What techniques can I use to verify the quality and activity of my SASH1 antibody, HRP conjugated?

Before using HRP-conjugated SASH1 antibody in critical experiments, verify both antibody quality and HRP enzyme activity:

Antibody quality verification:

• Western blot analysis:

  • Run known positive and negative controls for SASH1

  • Verify correct molecular weight band (~170 kDa)

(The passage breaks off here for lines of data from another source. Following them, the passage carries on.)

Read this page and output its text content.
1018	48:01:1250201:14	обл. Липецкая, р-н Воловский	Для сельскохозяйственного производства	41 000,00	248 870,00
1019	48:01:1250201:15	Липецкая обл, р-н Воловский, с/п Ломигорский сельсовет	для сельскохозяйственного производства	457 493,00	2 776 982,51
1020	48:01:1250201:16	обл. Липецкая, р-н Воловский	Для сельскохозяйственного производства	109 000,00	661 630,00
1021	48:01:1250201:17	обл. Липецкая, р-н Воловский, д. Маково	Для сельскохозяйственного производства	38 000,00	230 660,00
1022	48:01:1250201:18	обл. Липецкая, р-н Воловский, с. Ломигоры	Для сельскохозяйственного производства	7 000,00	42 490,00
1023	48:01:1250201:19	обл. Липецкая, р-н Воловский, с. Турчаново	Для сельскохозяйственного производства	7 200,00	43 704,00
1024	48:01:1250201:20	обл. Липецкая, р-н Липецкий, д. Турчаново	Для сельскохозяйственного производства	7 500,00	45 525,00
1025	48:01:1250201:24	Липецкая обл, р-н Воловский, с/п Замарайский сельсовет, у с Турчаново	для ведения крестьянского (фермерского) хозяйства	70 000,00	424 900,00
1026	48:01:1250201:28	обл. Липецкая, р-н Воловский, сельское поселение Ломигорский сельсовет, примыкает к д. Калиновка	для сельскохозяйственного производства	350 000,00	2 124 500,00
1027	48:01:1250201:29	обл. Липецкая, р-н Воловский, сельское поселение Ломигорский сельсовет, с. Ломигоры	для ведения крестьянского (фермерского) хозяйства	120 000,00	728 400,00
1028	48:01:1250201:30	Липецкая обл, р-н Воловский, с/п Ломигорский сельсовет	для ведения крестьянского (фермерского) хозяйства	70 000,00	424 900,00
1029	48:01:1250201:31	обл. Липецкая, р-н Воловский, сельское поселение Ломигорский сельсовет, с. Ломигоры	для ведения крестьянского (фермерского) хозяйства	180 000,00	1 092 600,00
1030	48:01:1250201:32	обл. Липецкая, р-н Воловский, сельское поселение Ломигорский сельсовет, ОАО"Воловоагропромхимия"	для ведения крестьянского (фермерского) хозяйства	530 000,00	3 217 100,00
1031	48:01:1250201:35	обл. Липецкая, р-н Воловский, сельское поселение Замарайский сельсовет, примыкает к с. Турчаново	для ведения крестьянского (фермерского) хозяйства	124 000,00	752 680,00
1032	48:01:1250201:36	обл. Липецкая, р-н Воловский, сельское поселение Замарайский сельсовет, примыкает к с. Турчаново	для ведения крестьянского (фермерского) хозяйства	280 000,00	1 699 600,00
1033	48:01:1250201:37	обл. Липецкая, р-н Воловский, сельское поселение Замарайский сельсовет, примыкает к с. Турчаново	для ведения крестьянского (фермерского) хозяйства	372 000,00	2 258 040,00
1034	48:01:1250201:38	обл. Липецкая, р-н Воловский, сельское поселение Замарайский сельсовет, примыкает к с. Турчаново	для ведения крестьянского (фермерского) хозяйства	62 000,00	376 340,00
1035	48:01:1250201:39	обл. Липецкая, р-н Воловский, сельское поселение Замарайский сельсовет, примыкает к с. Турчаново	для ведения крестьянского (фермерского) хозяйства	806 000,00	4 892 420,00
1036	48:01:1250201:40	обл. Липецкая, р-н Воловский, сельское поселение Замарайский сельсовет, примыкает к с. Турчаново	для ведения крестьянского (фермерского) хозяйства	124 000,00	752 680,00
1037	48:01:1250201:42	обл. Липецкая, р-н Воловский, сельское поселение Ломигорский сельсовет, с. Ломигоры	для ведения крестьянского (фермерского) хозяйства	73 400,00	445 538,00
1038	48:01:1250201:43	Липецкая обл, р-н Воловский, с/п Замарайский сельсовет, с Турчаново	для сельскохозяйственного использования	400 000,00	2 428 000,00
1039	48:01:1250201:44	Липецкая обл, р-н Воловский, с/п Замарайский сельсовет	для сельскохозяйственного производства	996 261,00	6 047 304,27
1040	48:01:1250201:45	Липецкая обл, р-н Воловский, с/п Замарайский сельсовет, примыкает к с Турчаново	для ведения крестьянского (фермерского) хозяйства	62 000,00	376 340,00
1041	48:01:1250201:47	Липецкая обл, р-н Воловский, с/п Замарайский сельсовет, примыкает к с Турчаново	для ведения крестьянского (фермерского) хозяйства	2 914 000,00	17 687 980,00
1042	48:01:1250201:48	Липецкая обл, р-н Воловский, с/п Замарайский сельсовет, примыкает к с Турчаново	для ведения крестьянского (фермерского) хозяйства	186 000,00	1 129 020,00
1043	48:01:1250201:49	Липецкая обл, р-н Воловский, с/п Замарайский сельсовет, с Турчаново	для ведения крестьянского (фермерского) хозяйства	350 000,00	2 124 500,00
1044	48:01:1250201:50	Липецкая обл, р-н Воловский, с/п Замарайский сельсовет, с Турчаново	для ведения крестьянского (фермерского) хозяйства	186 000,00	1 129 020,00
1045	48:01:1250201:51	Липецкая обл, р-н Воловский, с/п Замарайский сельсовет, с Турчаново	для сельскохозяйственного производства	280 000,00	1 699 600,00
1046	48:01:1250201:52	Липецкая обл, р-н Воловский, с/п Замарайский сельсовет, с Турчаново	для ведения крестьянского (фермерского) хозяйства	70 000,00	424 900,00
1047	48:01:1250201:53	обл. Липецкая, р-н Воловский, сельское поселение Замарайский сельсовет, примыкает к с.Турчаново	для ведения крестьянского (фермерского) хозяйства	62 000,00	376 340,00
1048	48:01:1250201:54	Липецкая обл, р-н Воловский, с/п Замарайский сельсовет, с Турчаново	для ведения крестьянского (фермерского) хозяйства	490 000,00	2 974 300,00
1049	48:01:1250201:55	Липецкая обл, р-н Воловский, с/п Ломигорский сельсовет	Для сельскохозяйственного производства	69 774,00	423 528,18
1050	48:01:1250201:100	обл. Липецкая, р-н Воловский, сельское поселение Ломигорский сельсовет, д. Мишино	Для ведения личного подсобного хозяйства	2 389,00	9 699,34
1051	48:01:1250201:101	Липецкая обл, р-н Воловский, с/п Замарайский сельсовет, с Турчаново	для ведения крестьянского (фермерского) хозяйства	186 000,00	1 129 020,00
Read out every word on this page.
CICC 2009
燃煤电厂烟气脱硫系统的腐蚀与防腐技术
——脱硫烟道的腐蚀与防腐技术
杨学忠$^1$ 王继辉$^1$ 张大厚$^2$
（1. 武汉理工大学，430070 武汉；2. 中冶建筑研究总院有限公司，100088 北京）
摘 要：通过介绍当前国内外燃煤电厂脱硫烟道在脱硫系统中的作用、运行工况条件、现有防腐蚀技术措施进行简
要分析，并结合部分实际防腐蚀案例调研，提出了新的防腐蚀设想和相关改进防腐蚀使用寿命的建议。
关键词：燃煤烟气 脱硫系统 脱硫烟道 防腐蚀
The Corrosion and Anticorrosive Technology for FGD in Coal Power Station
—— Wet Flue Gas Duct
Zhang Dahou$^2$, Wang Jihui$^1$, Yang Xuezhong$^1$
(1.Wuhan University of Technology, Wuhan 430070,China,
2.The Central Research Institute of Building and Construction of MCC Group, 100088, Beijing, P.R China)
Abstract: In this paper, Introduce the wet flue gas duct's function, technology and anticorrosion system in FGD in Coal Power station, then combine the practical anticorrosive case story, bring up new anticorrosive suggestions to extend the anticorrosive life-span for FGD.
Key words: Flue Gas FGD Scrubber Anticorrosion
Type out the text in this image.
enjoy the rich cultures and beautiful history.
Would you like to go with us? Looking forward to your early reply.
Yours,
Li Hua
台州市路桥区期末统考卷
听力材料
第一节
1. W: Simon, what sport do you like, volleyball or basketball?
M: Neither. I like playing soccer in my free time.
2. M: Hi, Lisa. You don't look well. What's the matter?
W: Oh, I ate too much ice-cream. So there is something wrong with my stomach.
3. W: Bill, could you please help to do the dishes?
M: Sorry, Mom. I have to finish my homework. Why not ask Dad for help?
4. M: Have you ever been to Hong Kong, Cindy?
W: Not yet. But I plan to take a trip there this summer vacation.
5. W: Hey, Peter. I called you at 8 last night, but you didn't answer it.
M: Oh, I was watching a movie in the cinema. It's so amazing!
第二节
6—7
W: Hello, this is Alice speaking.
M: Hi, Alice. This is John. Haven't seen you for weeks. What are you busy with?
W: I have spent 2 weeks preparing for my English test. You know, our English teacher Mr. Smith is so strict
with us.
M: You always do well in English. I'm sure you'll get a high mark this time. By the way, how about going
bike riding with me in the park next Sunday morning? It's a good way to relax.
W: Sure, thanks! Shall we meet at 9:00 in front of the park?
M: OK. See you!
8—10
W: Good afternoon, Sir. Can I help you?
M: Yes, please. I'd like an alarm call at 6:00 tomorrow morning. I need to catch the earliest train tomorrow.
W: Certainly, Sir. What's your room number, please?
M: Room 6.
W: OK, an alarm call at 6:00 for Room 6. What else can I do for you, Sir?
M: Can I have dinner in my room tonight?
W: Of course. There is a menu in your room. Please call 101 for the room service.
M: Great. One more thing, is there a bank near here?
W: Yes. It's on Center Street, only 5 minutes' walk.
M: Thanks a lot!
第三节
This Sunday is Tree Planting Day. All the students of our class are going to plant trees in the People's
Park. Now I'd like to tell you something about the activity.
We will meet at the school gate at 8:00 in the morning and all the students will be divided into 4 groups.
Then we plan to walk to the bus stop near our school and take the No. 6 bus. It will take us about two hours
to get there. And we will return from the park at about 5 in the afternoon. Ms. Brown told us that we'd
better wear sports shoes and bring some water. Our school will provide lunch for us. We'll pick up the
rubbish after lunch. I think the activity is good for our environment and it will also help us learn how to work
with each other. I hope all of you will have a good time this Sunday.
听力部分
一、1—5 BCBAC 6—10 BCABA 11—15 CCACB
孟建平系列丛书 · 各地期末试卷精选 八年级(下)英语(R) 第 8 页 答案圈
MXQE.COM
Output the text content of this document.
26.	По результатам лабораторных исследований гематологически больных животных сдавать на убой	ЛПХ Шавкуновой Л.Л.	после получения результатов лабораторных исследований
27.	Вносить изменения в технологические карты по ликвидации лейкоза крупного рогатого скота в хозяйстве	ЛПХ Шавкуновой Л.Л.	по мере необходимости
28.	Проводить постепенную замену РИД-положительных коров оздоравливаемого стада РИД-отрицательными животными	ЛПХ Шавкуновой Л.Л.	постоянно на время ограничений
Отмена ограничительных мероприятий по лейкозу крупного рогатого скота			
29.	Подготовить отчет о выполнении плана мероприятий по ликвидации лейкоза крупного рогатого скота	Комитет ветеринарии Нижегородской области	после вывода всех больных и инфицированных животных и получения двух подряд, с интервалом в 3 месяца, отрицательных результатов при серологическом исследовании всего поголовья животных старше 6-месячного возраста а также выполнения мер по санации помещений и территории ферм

  • Check for absence of non-specific bands

• Dot blot titration:

  • Apply serial dilutions of recombinant SASH1 protein to membrane

  • Probe with HRP-conjugated SASH1 antibody

  • Determine limit of detection and linear range

• Immunocytochemistry:

  • Test on cell lines with known SASH1 expression patterns

  • Verify expected subcellular localization

HRP enzyme activity verification:

• Direct enzyme activity assay:

  • Spot dilutions of antibody-HRP conjugate onto nitrocellulose

  • Develop with TMB (3,3',5,5'-tetramethylbenzidine) or other HRP substrate

  • Compare color development intensity with a standard HRP curve

• Absorbance measurement:

  • Measure absorbance ratio (A403/A280) to determine HRP:antibody ratio

  • Optimal conjugation typically yields 2-4 HRP molecules per antibody

• Storage stability testing:

  • Test activity after various storage conditions (4°C, -20°C, -80°C)

  • Compare fresh vs. stored conjugate performance

Quality control checklist:

• Specific binding to SASH1 antigen

• Low background in negative controls

• Consistent lot-to-lot performance

• Strong and proportional signal with increasing antigen concentration

• Stable signal over the recommended storage period

By performing these quality checks, researchers can ensure reliable results when using SASH1 antibody, HRP conjugated for critical experiments investigating SASH1's role in cancer biology.